J’ai même fait mieux… J’en ai adopté un dans ma vie!

 

  1. Votre commune de la Métropole préférée ?

Cenon. Le potentiel y est indéniable. Et Eysines, car on cultive pleins de bonnes choses dans sa zone maraichère !

 

  1. Ce que vous ne comprenez pas de Bordeaux ?

Le manque de curiosité des bordelais me déconcerte parfois. Surtout vis à vis de certains projets artistiques…  et oui, pourquoi le marché des Chartrons est si beau mais si cher.

 

  1. Ce qui ne doit pas changer ?

L’amour des bonnes choses: de la gastronomie et des bons vins.

 

  1. Un juron bordelais qui vous parle ?

Oh enki, comme il daille le gonz!  Avouez que ça groove quand même….

 

  1. Une chose à dire, à demander au maire de Bordeaux ?

De continuer à soutenir les lieux culturels indépendants et les associations, en leur facilitant l’accès à des lieux, à des subventions. De ne pas sous-estimer le potentiel culturel de bordeaux et son influence sur l’attractivité de la ville.

 

  1. A quoi reconnait-on un néo bordelais ?

Il boit du Côte du Rhône à l’apéro ou il « commande un Vlib » 🙂

 

  1. Ils travaillent dans quoi les néo bordelais ?

Le journalisme, le graphisme, la communication. Des métiers passionnants mais bien trop rares à Bordeaux !

 

 

  1. BX, une ville où entreprendre ?

Oui, si on est prêt à relever le challenge de titiller la curiosité des bordelais. Et surtout si on entreprend avec humilité.

 

  1. Une petite entreprise, une start-up à suivre ?

Neuvième Page, une agence de com digitale parisienne qui s’implante à Bordeaux.

 

  1. Le plus beau projet pour la ville ?

Réhabiliter des lieux anciens, chargés d’histoire, au lieu de construire des lieux sans âme. Et faire confiance aux acteurs locaux pour les faire vivre.

 

  1. Votre « événement » bordelais préféré ?

Je ne vais pas être très objective… mais je dirai notre festival : AHOY. Intergénérationnel, avec une programmation exigeante et un tarif d’entrée très accessible… L’ancrer aux Bassins à flot lui donne du sens : j’espère qu’il participera à créer du lien dans ce néo-quartier.

 

  1. Votre asso, club d’influence préféré ?

Bordeaux Food Club.

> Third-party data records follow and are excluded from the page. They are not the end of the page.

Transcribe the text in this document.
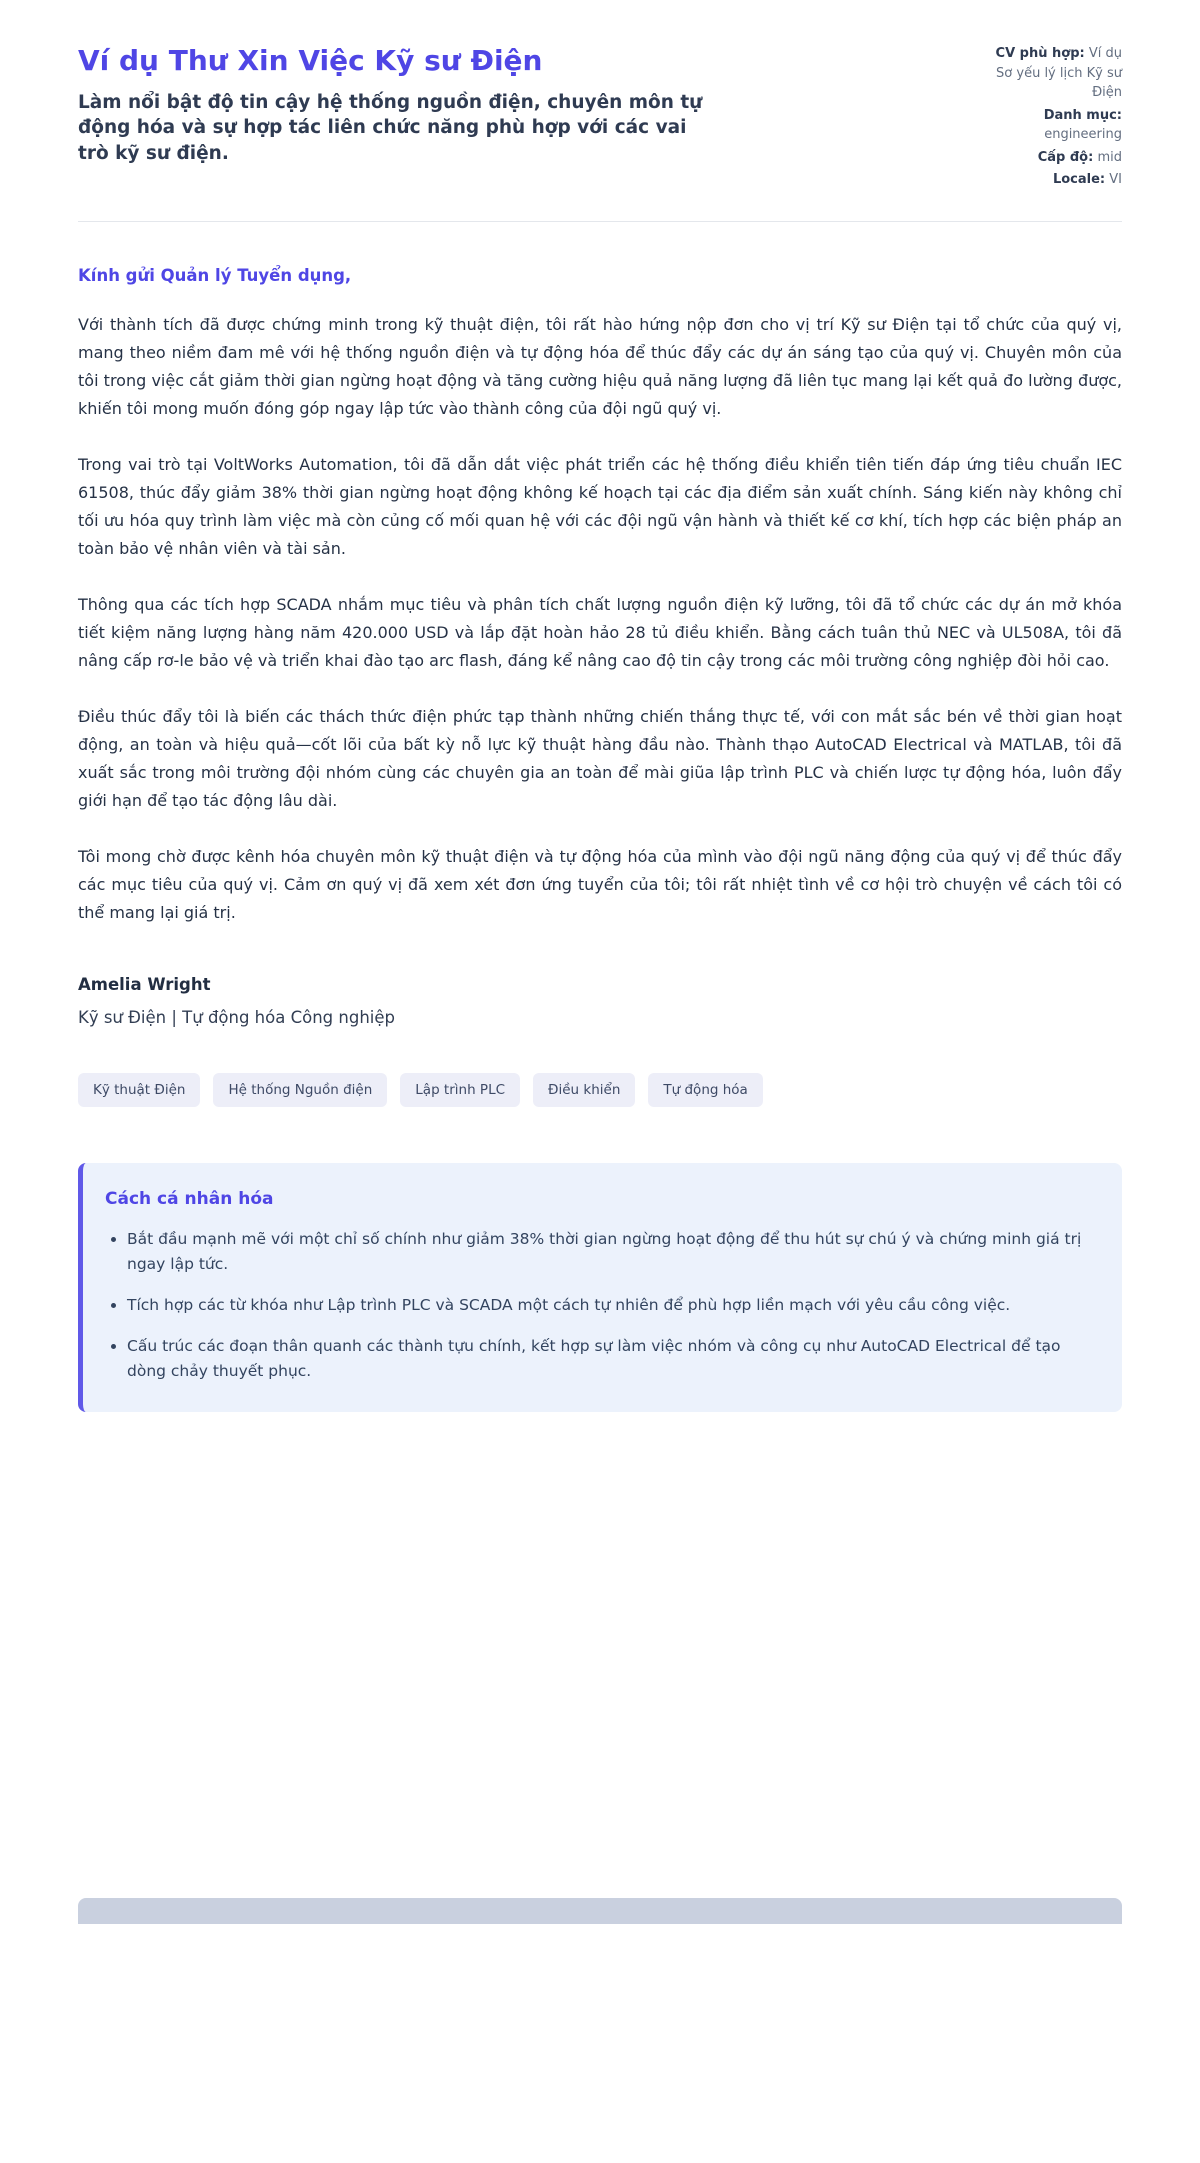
Ví dụ Thư Xin Việc Kỹ sư Điện

Làm nổi bật độ tin cậy hệ thống nguồn điện, chuyên môn tự động hóa và sự hợp tác liên chức năng phù hợp với các vai trò kỹ sư điện.

CV phù hợp: Ví dụ Sơ yếu lý lịch Kỹ sư Điện

Danh mục: engineering

Cấp độ: mid

Locale: VI

Kính gửi Quản lý Tuyển dụng,

Với thành tích đã được chứng minh trong kỹ thuật điện, tôi rất hào hứng nộp đơn cho vị trí Kỹ sư Điện tại tổ chức của quý vị, mang theo niềm đam mê với hệ thống nguồn điện và tự động hóa để thúc đẩy các dự án sáng tạo của quý vị. Chuyên môn của tôi trong việc cắt giảm thời gian ngừng hoạt động và tăng cường hiệu quả năng lượng đã liên tục mang lại kết quả đo lường được, khiến tôi mong muốn đóng góp ngay lập tức vào thành công của đội ngũ quý vị.

Trong vai trò tại VoltWorks Automation, tôi đã dẫn dắt việc phát triển các hệ thống điều khiển tiên tiến đáp ứng tiêu chuẩn IEC 61508, thúc đẩy giảm 38% thời gian ngừng hoạt động không kế hoạch tại các địa điểm sản xuất chính. Sáng kiến này không chỉ tối ưu hóa quy trình làm việc mà còn củng cố mối quan hệ với các đội ngũ vận hành và thiết kế cơ khí, tích hợp các biện pháp an toàn bảo vệ nhân viên và tài sản.

Thông qua các tích hợp SCADA nhắm mục tiêu và phân tích chất lượng nguồn điện kỹ lưỡng, tôi đã tổ chức các dự án mở khóa tiết kiệm năng lượng hàng năm 420.000 USD và lắp đặt hoàn hảo 28 tủ điều khiển. Bằng cách tuân thủ NEC và UL508A, tôi đã nâng cấp rơ-le bảo vệ và triển khai đào tạo arc flash, đáng kể nâng cao độ tin cậy trong các môi trường công nghiệp đòi hỏi cao.

Điều thúc đẩy tôi là biến các thách thức điện phức tạp thành những chiến thắng thực tế, với con mắt sắc bén về thời gian hoạt động, an toàn và hiệu quả—cốt lõi của bất kỳ nỗ lực kỹ thuật hàng đầu nào. Thành thạo AutoCAD Electrical và MATLAB, tôi đã xuất sắc trong môi trường đội nhóm cùng các chuyên gia an toàn để mài giũa lập trình PLC và chiến lược tự động hóa, luôn đẩy giới hạn để tạo tác động lâu dài.

Tôi mong chờ được kênh hóa chuyên môn kỹ thuật điện và tự động hóa của mình vào đội ngũ năng động của quý vị để thúc đẩy các mục tiêu của quý vị. Cảm ơn quý vị đã xem xét đơn ứng tuyển của tôi; tôi rất nhiệt tình về cơ hội trò chuyện về cách tôi có thể mang lại giá trị.

Amelia Wright

Kỹ sư Điện | Tự động hóa Công nghiệp

Kỹ thuật Điện	Hệ thống Nguồn điện	Lập trình PLC	Điều khiển	Tự động hóa
Cách cá nhân hóa
• Bắt đầu mạnh mẽ với một chỉ số chính như giảm 38% thời gian ngừng hoạt động để thu hút sự chú ý và chứng minh giá trị ngay lập tức.
• Tích hợp các từ khóa như Lập trình PLC và SCADA một cách tự nhiên để phù hợp liền mạch với yêu cầu công việc.
• Cấu trúc các đoạn thân quanh các thành tựu chính, kết hợp sự làm việc nhóm và công cụ như AutoCAD Electrical để tạo dòng chảy thuyết phục.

Crée par 2 soeurs liées par la passion de la gastronomie!

 

  1. Le réseau pro qui vous correspond ?

Je ne suis pas très réseau pro. Plutôt réseau ApEro 🙂

 

  1. L’endroit le plus photogénique de la métropole ?

 

Bordeaux est une carte postale. Rien de tel que la lumière qui tombe doucement à la fin de la journée sur les quais.

 

  1. La ligne de tram qui manque ?

Celle qui va directement à la plage l’été!

 

  1. De quoi le bordelais ne parle-t-il jamais ?

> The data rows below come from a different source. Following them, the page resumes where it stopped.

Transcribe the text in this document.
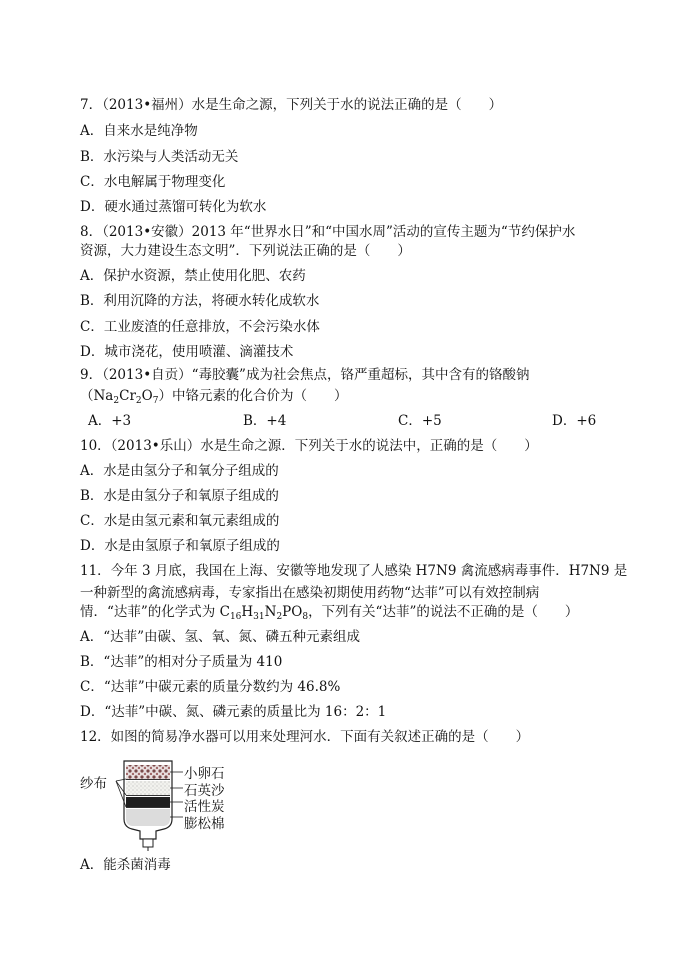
7．（2013•福州）水是生命之源，下列关于水的说法正确的是（　　）
A．自来水是纯净物
B．水污染与人类活动无关
C．水电解属于物理变化
D．硬水通过蒸馏可转化为软水
8．（2013•安徽）2013 年“世界水日”和“中国水周”活动的宣传主题为“节约保护水
资源，大力建设生态文明”．下列说法正确的是（　　）
A．保护水资源，禁止使用化肥、农药
B．利用沉降的方法，将硬水转化成软水
C．工业废渣的任意排放，不会污染水体
D．城市浇花，使用喷灌、滴灌技术
9．（2013•自贡）“毒胶囊”成为社会焦点，铬严重超标，其中含有的铬酸钠
$(Na_2Cr_2O_7)$中铬元素的化合价为（　　）
A．+3	B．+4	C．+5	D．+6
10．（2013•乐山）水是生命之源．下列关于水的说法中，正确的是（　　）
A．水是由氢分子和氧分子组成的
B．水是由氢分子和氧原子组成的
C．水是由氢元素和氧元素组成的
D．水是由氢原子和氧原子组成的
11．今年 3 月底，我国在上海、安徽等地发现了人感染 H7N9 禽流感病毒事件．H7N9 是
一种新型的禽流感病毒，专家指出在感染初期使用药物“达菲”可以有效控制病
情．“达菲”的化学式为 $C_{16}H_{31}N_2PO_8$，下列有关“达菲”的说法不正确的是（　　）
A．“达菲”由碳、氢、氧、氮、磷五种元素组成
B．“达菲”的相对分子质量为 410
C．“达菲”中碳元素的质量分数约为 46.8%
D．“达菲”中碳、氮、磷元素的质量比为 16：2：1
12．如图的简易净水器可以用来处理河水．下面有关叙述正确的是（　　）
纱布
小卵石
石英沙
活性炭
膨松棉
A．能杀菌消毒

De la pluviométrie de sa ville. Il préfère garder la surprise intacte pour les néo-bordelais 😉

 

  1. Qu’est-ce que j’ai fait pour Bordeaux ?

Organiser pas mal d’événements et autant d’insomnies collectives à l’IBOAT et ailleurs… ! Autant d’occasions pour les bordelais de se retrouver, de se rencontrer, de danser… finalement j’espère avoir apporté ma pierre à l’édifice de la convivialité.

 

  1. Qu’est-ce que Bordeaux a fait pour moi ?

M’offrir l’opportunité de créer un réseau de créatifs et d’assouvir mon insatiable curiosité.

 

  1. A qui j’aimerais passer la main pour faire un tac au tac brillant et subtil ?

A Grégoire Grange du Bureau Parade, directeur artistique, président émérite de l’asso de skate BOARD-O et photographe de talent. Ou à Arnaud d’Armagnac, journaliste de l’ombre officiant chez Junkpage qui ne manque pas d’anecdotes piquantes sur le bordelais, versant rock et caves obscures.